AuditInfoFilter=write, call, params

Audit Info can not be started or stopped by ADMIN COMMANDs. It’s state, however, can be monitored by command ADMIN COMMAND ‘AUDIT STATUS’. The result set can return one of the following:

Return value	Description
Audit is active	Audit is active and collection of audit files to audit directory is in progress. Since the feature can not be dynamically turned off, Audit has been active since the startup of the server. To turn off the feature, modify the solid.ini and restart the server.
Audit not active	Audit is not active and has not been active since last startup.
Audit error, errno #	Audit was initially activated but has failed at some point. The error number is error caused by file system when writing audit entries failed.
Audit log file open failed, errno	Audit feature’s first write operation failed. The error number is error caused by file system when writing audit entries failed.
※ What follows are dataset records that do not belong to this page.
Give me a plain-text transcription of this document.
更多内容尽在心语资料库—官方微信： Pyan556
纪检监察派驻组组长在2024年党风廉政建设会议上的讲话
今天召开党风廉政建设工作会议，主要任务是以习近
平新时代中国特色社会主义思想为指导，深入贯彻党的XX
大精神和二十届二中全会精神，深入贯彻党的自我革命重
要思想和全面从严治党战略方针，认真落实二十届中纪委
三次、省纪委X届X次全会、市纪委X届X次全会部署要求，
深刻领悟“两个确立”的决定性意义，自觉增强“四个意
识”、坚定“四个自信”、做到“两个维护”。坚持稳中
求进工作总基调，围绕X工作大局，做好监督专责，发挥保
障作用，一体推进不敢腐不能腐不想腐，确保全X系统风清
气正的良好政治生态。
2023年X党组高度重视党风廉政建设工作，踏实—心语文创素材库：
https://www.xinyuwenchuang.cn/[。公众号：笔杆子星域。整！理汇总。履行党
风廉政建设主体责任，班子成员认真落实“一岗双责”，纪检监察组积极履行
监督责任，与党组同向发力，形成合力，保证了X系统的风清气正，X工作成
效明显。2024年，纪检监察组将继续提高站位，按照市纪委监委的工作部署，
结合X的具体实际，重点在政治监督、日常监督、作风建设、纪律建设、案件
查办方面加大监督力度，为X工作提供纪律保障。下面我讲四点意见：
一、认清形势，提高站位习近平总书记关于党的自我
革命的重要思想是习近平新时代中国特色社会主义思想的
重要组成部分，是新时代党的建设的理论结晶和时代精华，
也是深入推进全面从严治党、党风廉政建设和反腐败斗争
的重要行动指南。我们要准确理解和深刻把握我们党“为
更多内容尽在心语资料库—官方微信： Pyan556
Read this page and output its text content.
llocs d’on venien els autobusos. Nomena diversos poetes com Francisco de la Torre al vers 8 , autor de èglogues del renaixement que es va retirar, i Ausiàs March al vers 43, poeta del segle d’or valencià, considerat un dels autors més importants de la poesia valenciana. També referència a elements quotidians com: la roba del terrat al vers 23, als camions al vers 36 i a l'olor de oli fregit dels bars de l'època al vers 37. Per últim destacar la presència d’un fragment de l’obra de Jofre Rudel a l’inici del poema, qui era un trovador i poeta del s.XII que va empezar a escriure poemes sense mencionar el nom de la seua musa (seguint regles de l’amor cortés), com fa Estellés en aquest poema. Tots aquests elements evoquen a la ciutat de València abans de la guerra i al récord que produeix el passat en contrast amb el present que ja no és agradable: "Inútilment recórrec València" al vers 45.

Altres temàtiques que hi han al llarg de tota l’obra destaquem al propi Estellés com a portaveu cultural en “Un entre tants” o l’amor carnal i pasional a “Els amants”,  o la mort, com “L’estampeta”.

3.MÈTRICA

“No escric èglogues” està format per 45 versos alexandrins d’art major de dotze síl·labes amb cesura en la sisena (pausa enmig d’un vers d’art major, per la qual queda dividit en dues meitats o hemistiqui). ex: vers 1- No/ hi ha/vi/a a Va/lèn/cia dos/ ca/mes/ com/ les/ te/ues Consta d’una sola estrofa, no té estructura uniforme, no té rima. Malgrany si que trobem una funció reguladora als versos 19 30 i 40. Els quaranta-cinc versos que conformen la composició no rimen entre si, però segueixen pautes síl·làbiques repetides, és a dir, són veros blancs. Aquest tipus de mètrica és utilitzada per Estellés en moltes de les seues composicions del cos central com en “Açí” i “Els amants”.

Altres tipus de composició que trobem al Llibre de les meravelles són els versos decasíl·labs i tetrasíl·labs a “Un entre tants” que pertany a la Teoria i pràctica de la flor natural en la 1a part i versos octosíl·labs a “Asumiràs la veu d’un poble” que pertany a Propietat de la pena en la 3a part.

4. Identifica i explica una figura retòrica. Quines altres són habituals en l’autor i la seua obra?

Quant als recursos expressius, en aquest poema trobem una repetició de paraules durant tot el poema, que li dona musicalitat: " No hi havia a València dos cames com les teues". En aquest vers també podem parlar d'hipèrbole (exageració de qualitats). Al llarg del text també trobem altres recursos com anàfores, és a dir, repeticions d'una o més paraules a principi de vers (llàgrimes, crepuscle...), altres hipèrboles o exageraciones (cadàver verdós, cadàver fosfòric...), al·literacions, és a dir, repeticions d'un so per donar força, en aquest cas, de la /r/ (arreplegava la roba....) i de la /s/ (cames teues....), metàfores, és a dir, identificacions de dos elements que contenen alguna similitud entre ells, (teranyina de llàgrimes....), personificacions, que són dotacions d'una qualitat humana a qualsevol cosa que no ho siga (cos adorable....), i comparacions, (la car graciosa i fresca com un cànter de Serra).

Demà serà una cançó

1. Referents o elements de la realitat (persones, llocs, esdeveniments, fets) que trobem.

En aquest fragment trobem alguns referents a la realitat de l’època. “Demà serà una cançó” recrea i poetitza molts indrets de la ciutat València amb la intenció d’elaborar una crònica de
Validating Audit Info completeness

Ensuring that Audit Trail covers the entire scope being audited is essential. With solidDB^® Audit Info, the Audit Trail will consist of potentially large number of large files. To validate the completeness of the trail we recommend running a check that validates the numbering of audit log entries. The entries should contain all numbers from 0 (or start of audit period) to end of audit period. The number is the field msg_id in the audit trail file.

Note that when using solidDB^® in HotStandby configuration, Audit Info files are collected per server not per logical database. Hence, it is necessary to merge Audit Info from two database servers to one to create a consistent view of the audit trail of logical database server. See Using Audit Info with solidDB^® HotStandby for more details.